- The Grove
- U.S. National Register of Historic Places
- U.S. Historic district – Contributing property
- Location: 130 Bridgers St., Tarboro, North Carolina
- Coordinates: 35°54′10″N 77°32′14″W﻿ / ﻿35.90278°N 77.53722°W
- Area: 9.9 acres (4.0 ha)
- Built: 1808
- Architectural style: Federal
- NRHP reference No.: 71000583
- Added to NRHP: February 18, 1971

= The Grove (Tarboro, North Carolina) =

Historic house in North Carolina, United States

The Grove, also known as Blount-Bridgers House, is a historic home located at Tarboro, Edgecombe County, North Carolina. It was built about 1808, and is a two-story, five-bay, Federal style frame dwelling. It has a gable roof and pairs of double-shouldered brick end chimneys. It was the home of Thomas Blount (1759–1812), an American Revolutionary War veteran and statesman.

It was listed on the National Register of Historic Places in 1971. It is located in the Tarboro Historic District.

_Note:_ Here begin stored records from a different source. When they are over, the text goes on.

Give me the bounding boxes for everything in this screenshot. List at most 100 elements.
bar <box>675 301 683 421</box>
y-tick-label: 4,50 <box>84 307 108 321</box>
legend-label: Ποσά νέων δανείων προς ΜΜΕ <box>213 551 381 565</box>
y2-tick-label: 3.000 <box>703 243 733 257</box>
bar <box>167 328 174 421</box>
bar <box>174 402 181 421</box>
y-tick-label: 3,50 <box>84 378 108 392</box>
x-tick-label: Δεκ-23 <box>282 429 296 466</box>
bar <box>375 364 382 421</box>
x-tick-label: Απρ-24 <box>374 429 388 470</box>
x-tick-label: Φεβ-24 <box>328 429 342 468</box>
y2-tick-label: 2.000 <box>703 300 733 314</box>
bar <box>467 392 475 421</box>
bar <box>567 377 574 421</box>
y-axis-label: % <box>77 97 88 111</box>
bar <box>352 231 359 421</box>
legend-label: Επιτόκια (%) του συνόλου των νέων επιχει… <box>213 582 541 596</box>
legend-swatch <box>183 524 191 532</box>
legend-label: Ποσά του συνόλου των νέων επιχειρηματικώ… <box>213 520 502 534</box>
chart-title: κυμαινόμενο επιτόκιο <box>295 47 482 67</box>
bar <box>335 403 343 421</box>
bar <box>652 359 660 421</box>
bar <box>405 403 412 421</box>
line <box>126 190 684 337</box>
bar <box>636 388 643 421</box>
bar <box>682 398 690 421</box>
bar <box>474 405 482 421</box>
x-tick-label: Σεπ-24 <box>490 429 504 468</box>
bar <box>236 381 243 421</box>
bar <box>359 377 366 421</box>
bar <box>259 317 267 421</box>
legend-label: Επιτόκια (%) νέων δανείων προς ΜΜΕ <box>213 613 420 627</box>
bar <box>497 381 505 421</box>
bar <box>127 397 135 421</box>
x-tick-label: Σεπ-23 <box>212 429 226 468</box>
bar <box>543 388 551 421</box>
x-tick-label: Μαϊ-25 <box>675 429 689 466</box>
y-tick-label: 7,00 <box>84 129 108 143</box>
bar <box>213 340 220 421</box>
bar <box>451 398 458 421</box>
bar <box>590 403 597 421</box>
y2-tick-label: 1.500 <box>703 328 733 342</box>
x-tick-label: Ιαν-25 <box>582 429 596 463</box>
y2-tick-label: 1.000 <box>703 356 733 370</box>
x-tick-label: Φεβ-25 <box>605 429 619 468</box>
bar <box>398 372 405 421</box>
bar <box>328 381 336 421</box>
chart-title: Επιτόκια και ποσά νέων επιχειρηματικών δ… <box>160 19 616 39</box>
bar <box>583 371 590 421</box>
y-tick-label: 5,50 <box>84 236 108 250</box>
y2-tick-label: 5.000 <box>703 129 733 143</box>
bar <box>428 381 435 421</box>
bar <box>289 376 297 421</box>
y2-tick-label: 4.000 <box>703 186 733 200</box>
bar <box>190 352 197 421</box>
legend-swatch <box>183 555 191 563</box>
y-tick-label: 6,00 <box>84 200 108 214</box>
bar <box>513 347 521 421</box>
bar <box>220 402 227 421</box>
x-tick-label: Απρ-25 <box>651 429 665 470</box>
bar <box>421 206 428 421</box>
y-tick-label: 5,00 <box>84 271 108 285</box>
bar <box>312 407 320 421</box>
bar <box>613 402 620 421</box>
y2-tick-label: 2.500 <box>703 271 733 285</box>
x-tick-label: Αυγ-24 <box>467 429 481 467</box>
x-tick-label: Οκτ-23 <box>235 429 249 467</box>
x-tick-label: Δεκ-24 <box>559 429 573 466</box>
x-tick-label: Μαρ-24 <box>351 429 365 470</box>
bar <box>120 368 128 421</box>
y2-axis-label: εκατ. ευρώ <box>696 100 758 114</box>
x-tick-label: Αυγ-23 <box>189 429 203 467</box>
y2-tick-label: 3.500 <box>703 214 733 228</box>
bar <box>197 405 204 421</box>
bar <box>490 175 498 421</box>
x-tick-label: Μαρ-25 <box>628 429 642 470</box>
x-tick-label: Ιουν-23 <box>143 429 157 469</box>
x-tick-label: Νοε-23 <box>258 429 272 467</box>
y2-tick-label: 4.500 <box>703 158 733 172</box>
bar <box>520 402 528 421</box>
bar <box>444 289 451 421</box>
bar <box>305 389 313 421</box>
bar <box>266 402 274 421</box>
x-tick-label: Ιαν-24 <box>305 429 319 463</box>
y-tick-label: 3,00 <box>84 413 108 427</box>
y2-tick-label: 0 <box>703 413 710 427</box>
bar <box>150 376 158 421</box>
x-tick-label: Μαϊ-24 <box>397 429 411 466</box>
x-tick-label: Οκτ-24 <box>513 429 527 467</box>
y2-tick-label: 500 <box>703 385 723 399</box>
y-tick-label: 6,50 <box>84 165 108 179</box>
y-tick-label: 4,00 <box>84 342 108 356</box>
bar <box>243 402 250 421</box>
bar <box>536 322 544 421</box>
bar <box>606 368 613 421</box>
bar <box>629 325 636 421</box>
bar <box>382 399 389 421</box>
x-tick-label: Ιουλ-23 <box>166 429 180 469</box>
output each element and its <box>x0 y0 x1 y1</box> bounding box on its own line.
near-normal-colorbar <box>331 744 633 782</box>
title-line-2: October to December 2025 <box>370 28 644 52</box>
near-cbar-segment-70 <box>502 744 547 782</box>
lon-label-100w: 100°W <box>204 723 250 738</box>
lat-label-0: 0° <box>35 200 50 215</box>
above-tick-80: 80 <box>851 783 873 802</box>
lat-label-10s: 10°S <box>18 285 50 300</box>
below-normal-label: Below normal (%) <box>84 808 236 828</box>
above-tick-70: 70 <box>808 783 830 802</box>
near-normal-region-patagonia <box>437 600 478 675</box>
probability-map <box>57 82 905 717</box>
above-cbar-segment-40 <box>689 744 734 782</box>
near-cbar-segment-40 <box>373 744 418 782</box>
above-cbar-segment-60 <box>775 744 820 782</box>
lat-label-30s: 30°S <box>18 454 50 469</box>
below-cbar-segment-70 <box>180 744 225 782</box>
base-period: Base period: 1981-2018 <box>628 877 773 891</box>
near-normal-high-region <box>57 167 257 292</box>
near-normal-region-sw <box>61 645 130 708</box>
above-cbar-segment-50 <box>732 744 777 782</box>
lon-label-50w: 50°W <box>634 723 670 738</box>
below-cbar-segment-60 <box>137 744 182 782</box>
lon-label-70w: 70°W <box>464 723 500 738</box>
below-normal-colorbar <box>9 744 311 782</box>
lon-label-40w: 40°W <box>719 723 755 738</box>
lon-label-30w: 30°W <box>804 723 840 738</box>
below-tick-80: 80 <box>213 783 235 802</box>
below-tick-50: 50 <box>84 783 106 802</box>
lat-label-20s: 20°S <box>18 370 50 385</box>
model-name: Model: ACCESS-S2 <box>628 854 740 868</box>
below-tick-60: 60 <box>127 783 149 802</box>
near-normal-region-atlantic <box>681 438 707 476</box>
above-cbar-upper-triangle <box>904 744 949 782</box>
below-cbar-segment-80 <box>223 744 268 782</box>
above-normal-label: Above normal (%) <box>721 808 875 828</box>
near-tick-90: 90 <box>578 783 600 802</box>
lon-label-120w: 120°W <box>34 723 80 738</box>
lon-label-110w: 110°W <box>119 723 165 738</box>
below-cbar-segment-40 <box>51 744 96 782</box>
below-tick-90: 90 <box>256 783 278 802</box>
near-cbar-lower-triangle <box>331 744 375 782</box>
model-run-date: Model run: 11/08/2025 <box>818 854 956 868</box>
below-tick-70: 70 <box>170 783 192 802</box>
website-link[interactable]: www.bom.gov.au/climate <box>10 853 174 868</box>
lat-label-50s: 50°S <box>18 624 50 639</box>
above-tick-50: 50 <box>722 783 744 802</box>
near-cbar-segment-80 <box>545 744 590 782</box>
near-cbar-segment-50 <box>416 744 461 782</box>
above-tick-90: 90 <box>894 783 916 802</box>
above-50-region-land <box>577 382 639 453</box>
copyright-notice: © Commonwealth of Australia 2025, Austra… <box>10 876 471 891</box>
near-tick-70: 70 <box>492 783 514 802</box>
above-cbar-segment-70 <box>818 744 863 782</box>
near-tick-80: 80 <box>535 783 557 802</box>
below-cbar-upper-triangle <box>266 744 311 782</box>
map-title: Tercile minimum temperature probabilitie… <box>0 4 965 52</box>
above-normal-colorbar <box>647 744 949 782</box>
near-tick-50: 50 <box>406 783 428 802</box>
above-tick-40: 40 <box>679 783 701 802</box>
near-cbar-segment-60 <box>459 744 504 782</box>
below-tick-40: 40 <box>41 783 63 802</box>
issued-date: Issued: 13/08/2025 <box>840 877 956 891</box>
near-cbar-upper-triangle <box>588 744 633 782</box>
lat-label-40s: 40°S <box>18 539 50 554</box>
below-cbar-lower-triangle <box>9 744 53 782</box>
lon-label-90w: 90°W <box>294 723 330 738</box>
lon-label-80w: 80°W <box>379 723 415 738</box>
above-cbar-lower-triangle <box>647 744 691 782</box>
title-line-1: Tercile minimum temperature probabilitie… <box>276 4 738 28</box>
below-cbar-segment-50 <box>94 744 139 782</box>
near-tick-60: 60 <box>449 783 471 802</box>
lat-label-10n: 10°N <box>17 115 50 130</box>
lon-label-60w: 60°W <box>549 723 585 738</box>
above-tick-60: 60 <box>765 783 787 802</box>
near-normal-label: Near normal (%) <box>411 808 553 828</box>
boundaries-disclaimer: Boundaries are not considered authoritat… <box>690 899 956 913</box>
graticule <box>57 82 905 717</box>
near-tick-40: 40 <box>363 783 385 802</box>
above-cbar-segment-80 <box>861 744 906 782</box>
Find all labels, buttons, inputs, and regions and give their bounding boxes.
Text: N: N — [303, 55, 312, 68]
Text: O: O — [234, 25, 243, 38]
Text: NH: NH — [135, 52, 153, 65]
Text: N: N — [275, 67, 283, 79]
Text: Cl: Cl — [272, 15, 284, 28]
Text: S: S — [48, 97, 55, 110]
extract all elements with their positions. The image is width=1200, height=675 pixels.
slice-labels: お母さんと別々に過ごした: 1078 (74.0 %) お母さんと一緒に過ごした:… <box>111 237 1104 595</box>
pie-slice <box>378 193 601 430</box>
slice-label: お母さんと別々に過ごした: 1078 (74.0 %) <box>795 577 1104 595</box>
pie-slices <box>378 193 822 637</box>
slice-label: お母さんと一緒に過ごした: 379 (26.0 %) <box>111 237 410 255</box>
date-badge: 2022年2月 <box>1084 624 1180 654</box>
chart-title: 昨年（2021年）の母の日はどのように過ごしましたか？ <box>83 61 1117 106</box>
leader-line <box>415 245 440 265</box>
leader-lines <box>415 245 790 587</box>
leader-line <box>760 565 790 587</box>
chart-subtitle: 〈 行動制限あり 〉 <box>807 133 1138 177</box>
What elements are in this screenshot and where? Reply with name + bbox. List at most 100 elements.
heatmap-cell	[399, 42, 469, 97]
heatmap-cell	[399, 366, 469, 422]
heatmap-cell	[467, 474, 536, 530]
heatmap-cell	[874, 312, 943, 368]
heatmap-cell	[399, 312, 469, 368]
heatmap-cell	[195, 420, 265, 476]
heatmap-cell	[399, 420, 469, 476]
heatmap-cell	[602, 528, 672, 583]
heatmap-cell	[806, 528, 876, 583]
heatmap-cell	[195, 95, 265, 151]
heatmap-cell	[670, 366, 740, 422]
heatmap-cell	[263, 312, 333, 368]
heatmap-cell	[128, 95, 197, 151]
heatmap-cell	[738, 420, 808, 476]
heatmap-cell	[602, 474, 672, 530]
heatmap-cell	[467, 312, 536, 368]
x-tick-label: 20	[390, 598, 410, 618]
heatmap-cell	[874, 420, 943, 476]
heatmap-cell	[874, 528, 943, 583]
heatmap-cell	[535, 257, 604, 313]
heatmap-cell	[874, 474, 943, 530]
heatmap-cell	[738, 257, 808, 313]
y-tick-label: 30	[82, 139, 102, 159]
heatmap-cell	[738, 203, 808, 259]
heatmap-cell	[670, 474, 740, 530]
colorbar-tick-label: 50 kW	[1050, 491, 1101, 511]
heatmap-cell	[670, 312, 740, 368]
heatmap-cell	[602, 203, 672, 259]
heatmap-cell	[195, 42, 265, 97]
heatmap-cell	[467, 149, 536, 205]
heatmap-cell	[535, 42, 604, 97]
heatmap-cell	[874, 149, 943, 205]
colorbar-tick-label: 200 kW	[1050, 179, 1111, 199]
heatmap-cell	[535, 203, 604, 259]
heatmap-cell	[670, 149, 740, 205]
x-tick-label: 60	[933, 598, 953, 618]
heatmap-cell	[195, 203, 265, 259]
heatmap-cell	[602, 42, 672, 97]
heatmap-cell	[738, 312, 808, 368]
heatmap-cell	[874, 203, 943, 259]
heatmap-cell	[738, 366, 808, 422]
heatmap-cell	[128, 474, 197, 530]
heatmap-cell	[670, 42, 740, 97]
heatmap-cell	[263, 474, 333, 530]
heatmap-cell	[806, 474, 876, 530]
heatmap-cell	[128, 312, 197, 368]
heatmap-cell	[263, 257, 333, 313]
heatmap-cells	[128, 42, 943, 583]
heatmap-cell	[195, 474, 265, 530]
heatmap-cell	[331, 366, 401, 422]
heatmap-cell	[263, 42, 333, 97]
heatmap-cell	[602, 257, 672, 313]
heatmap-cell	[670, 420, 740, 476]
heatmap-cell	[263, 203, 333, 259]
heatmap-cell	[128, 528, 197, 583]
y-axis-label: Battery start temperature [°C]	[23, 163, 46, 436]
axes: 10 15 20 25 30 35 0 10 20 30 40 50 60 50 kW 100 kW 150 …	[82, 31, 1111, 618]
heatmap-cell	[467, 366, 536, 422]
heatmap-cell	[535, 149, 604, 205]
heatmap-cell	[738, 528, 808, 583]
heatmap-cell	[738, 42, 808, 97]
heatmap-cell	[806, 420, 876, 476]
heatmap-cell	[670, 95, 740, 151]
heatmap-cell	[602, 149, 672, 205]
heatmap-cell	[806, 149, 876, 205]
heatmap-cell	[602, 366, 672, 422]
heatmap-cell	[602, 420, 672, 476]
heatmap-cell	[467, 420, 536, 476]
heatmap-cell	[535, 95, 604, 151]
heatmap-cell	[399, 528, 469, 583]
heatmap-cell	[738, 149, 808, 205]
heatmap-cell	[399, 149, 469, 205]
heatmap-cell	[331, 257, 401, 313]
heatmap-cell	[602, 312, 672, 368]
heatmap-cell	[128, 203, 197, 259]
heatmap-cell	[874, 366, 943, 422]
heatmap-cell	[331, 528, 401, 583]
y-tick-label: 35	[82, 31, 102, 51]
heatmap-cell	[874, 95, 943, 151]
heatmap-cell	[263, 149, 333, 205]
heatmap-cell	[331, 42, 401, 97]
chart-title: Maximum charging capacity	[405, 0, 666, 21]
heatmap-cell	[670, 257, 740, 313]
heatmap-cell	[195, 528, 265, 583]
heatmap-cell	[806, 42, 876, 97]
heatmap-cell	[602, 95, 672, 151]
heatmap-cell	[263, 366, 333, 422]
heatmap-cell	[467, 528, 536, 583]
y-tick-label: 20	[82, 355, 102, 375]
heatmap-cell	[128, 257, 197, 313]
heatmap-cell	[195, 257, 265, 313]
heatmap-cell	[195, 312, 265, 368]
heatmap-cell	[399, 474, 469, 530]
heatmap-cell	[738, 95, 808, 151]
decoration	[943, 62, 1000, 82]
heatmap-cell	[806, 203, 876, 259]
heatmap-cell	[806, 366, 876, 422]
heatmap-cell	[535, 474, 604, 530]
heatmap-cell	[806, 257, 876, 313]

Edgecombe Arts is located in the Blount-Bridgers House, which features a permanent collection of works by Tarboro-born artist Hobson Pittman (1899–1972), including oil paintings, pastels, drawings, prints and watercolors. Blount-Bridgers House also exhibits locally made period furniture and 19th-century paintings as well as works by Thomas Sully, Thomas Landseer and William Garle Brown. There are also changing exhibits of contemporary artists.